A security researcher in Delhi, India, reported that Apple paid him $100,000 through its bug bounty program for finding a vulnerability in its Sign in with Apple feature that could have resulted in the takeover of users’ third-party website and app accounts.
In a May 30 blog post, researcher Bhavuk Jain explains how he detected the bug that could have fully compromised third-party user accounts , regardless their whether or not users had a valid Apple ID. Apple has since reportedly corrected the flaw, although it has not publicly addressed the bounty payment.
The computer company’s sign-in works similarly to 0Auth 2.0. According to Jain, there are two ways to authenticate a user: 1) a JWT (JSON Web Token) or 2) a code generated by the Apple server. The code then generates a JWT.

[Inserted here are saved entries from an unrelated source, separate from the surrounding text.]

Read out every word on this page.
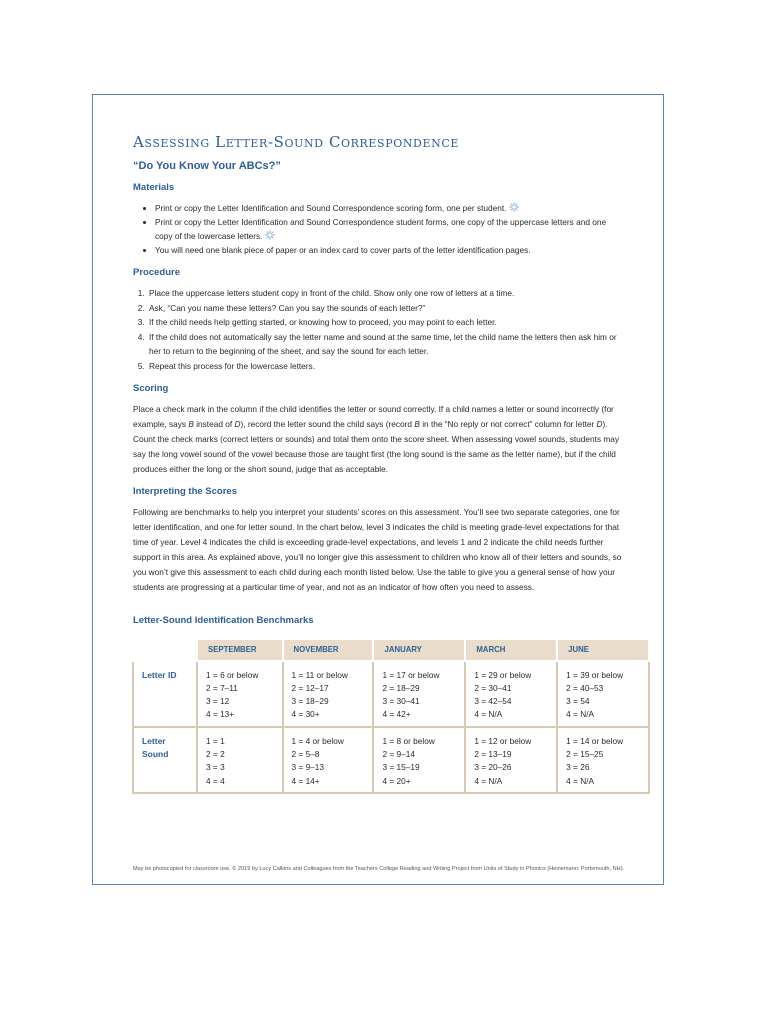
Assessing Letter-Sound Correspondence
“Do You Know Your ABCs?”
Materials
• Print or copy the Letter Identification and Sound Correspondence scoring form, one per student.
• Print or copy the Letter Identification and Sound Correspondence student forms, one copy of the uppercase letters and one copy of the lowercase letters.
• You will need one blank piece of paper or an index card to cover parts of the letter identification pages.
Procedure
1. Place the uppercase letters student copy in front of the child. Show only one row of letters at a time.
2. Ask, “Can you name these letters? Can you say the sounds of each letter?”
3. If the child needs help getting started, or knowing how to proceed, you may point to each letter.
4. If the child does not automatically say the letter name and sound at the same time, let the child name the letters then ask him or her to return to the beginning of the sheet, and say the sound for each letter.
5. Repeat this process for the lowercase letters.
Scoring

Place a check mark in the column if the child identifies the letter or sound correctly. If a child names a letter or sound incorrectly (for example, says B instead of D), record the letter sound the child says (record B in the “No reply or not correct” column for letter D). Count the check marks (correct letters or sounds) and total them onto the score sheet. When assessing vowel sounds, students may say the long vowel sound of the vowel because those are taught first (the long sound is the same as the letter name), but if the child produces either the long or the short sound, judge that as acceptable.

Interpreting the Scores

Following are benchmarks to help you interpret your students’ scores on this assessment. You’ll see two separate categories, one for letter identification, and one for letter sound. In the chart below, level 3 indicates the child is meeting grade-level expectations for that time of year. Level 4 indicates the child is exceeding grade-level expectations, and levels 1 and 2 indicate the child needs further support in this area. As explained above, you’ll no longer give this assessment to children who know all of their letters and sounds, so you won’t give this assessment to each child during each month listed below. Use the table to give you a general sense of how your students are progressing at a particular time of year, and not as an indicator of how often you need to assess.

Letter-Sound Identification Benchmarks
	SEPTEMBER	NOVEMBER	JANUARY	MARCH	JUNE
Letter ID	1 = 6 or below
2 = 7–11
3 = 12
4 = 13+	1 = 11 or below
2 = 12–17
3 = 18–29
4 = 30+	1 = 17 or below
2 = 18–29
3 = 30–41
4 = 42+	1 = 29 or below
2 = 30–41
3 = 42–54
4 = N/A	1 = 39 or below
2 = 40–53
3 = 54
4 = N/A

Letter
Sound	1 = 1
2 = 2
3 = 3
4 = 4	1 = 4 or below
2 = 5–8
3 = 9–13
4 = 14+	1 = 8 or below
2 = 9–14
3 = 15–19
4 = 20+	1 = 12 or below
2 = 13–19
3 = 20–26
4 = N/A	1 = 14 or below
2 = 15–25
3 = 26
4 = N/A
May be photocopied for classroom use. © 2019 by Lucy Calkins and Colleagues from the Teachers College Reading and Writing Project from Units of Study in Phonics (Heinemann: Portsmouth, NH).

“In the second step, while authorizing, Apple gives an option to a user to either share the Apple email ID with the third-party app or not,” Jain wrote. “If the user decides to hide the email ID, Apple generates its own user-specific Apple relay email ID. Depending upon the user selection, after successful authorization, Apple creates a JWT (JSON web token) that contains this email ID, which is then used by the third-party app to log in a user.”

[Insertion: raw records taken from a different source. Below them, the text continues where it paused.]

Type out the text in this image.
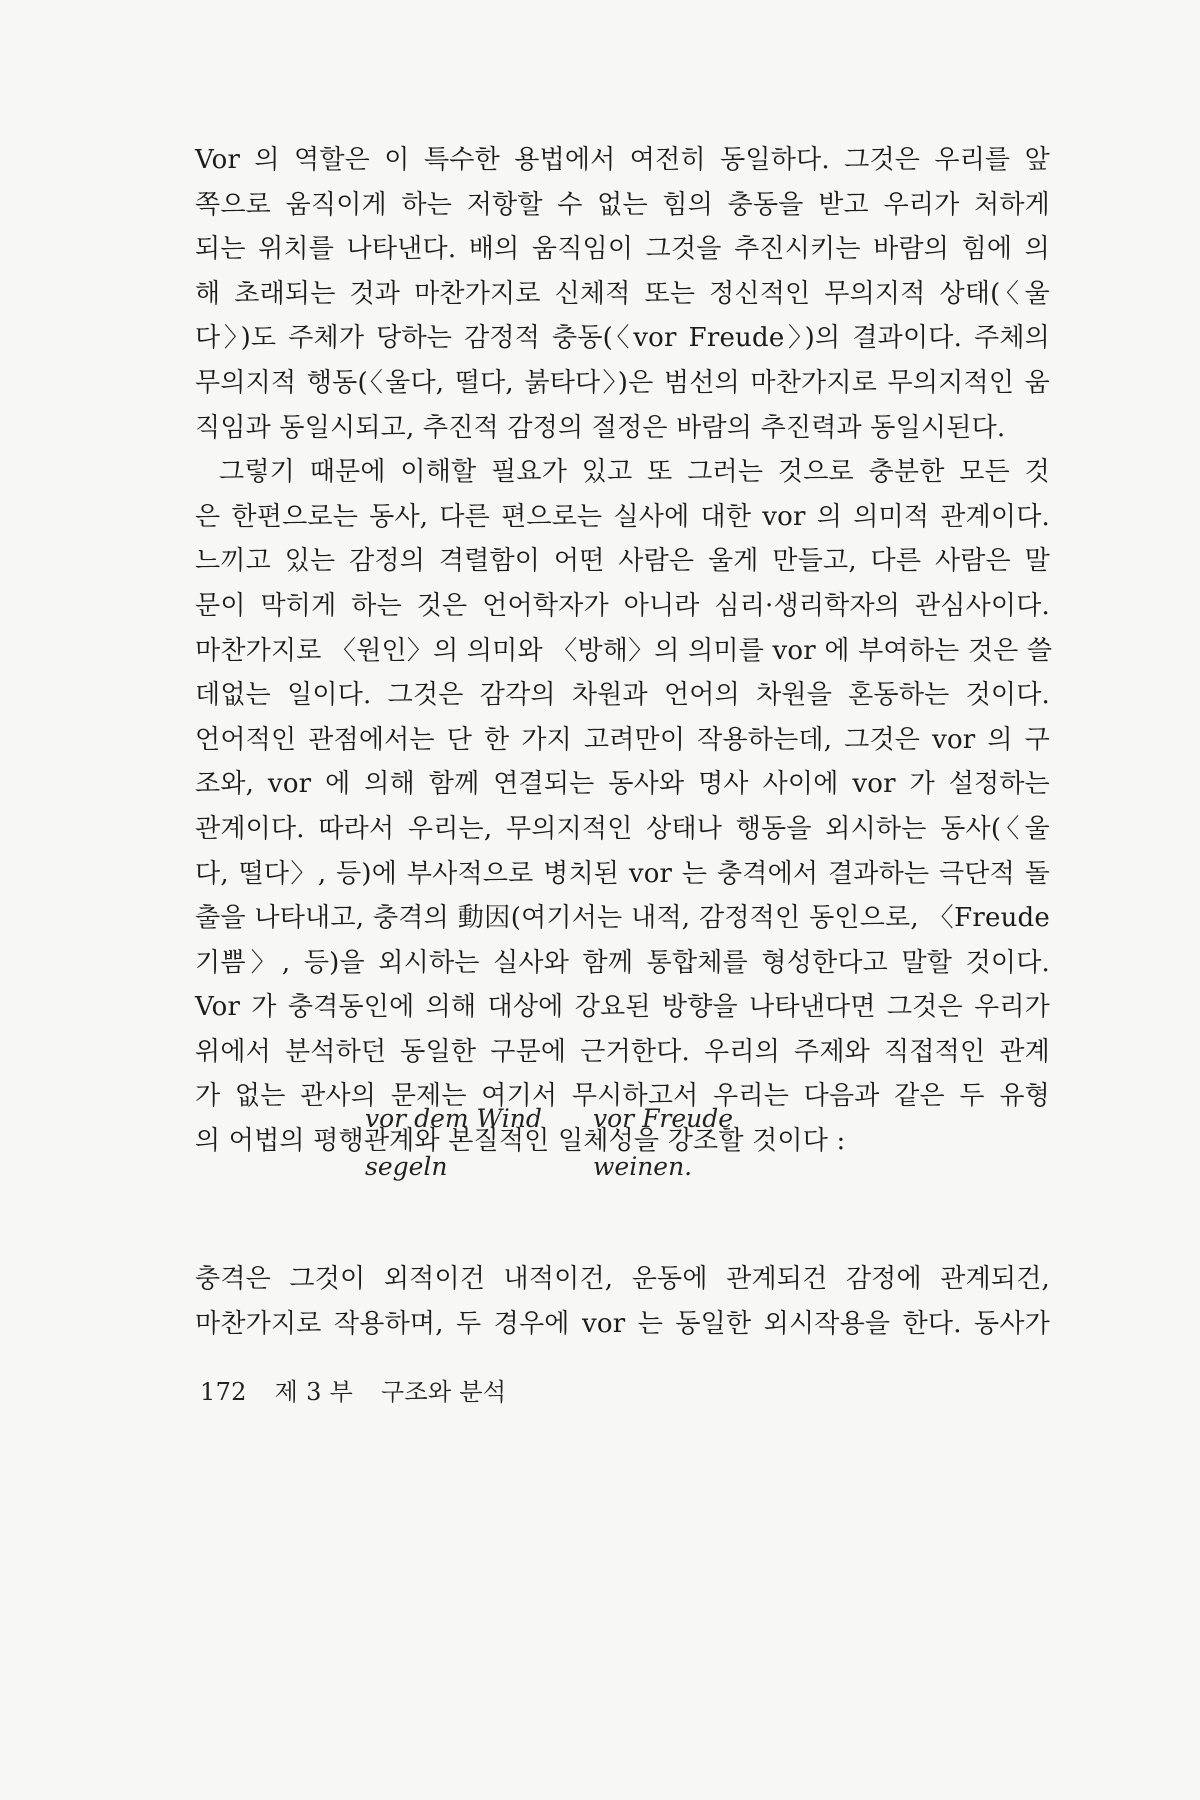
Vor 의 역할은 이 특수한 용법에서 여전히 동일하다. 그것은 우리를 앞
쪽으로 움직이게 하는 저항할 수 없는 힘의 충동을 받고 우리가 처하게
되는 위치를 나타낸다. 배의 움직임이 그것을 추진시키는 바람의 힘에 의
해 초래되는 것과 마찬가지로 신체적 또는 정신적인 무의지적 상태(〈울
다〉)도 주체가 당하는 감정적 충동(〈vor Freude〉)의 결과이다. 주체의
무의지적 행동(〈울다, 떨다, 붉타다〉)은 범선의 마찬가지로 무의지적인 움
직임과 동일시되고, 추진적 감정의 절정은 바람의 추진력과 동일시된다.
그렇기 때문에 이해할 필요가 있고 또 그러는 것으로 충분한 모든 것
은 한편으로는 동사, 다른 편으로는 실사에 대한 vor 의 의미적 관계이다.
느끼고 있는 감정의 격렬함이 어떤 사람은 울게 만들고, 다른 사람은 말
문이 막히게 하는 것은 언어학자가 아니라 심리·생리학자의 관심사이다.
마찬가지로 〈원인〉의 의미와 〈방해〉의 의미를 vor 에 부여하는 것은 쓸
데없는 일이다. 그것은 감각의 차원과 언어의 차원을 혼동하는 것이다.
언어적인 관점에서는 단 한 가지 고려만이 작용하는데, 그것은 vor 의 구
조와, vor 에 의해 함께 연결되는 동사와 명사 사이에 vor 가 설정하는
관계이다. 따라서 우리는, 무의지적인 상태나 행동을 외시하는 동사(〈울
다, 떨다〉, 등)에 부사적으로 병치된 vor 는 충격에서 결과하는 극단적 돌
출을 나타내고, 충격의 動因(여기서는 내적, 감정적인 동인으로, 〈Freude
기쁨〉, 등)을 외시하는 실사와 함께 통합체를 형성한다고 말할 것이다.
Vor 가 충격동인에 의해 대상에 강요된 방향을 나타낸다면 그것은 우리가
위에서 분석하던 동일한 구문에 근거한다. 우리의 주제와 직접적인 관계
가 없는 관사의 문제는 여기서 무시하고서 우리는 다음과 같은 두 유형
의 어법의 평행관계와 본질적인 일체성을 강조할 것이다 :
vor dem Wind	vor Freude
segeln	weinen.
충격은 그것이 외적이건 내적이건, 운동에 관계되건 감정에 관계되건,
마찬가지로 작용하며, 두 경우에 vor 는 동일한 외시작용을 한다. 동사가
172 제 3 부 구조와 분석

Displaying a screenshot of a decoded JWT payload, Jain explains in his post that he was able to request JWTs for any email associated with an Apple ID after the signature of valid tokens was verified using Apple’s public key.
“This means an attacker could forge a JWT by linking any email ID to it and gaining access to the victim’s account,” Jain wrote.
The potential impact that this vulnerability could have left was significant because applications that support social media-based logins are required by Apple to integrate the the company’s sign-in feature as well. Jain says Spotify, DropBox, Airbnb and Giphy (recently acquired by Facebook) among the services that offer this feature.
“These applications were not tested but could have been vulnerable to a full account takeover if there weren’t any other security measures in place while verifying a user,” Jain said, adding that Apple investigated its logs and could not determine misuse or account compromise due to the vulnerability.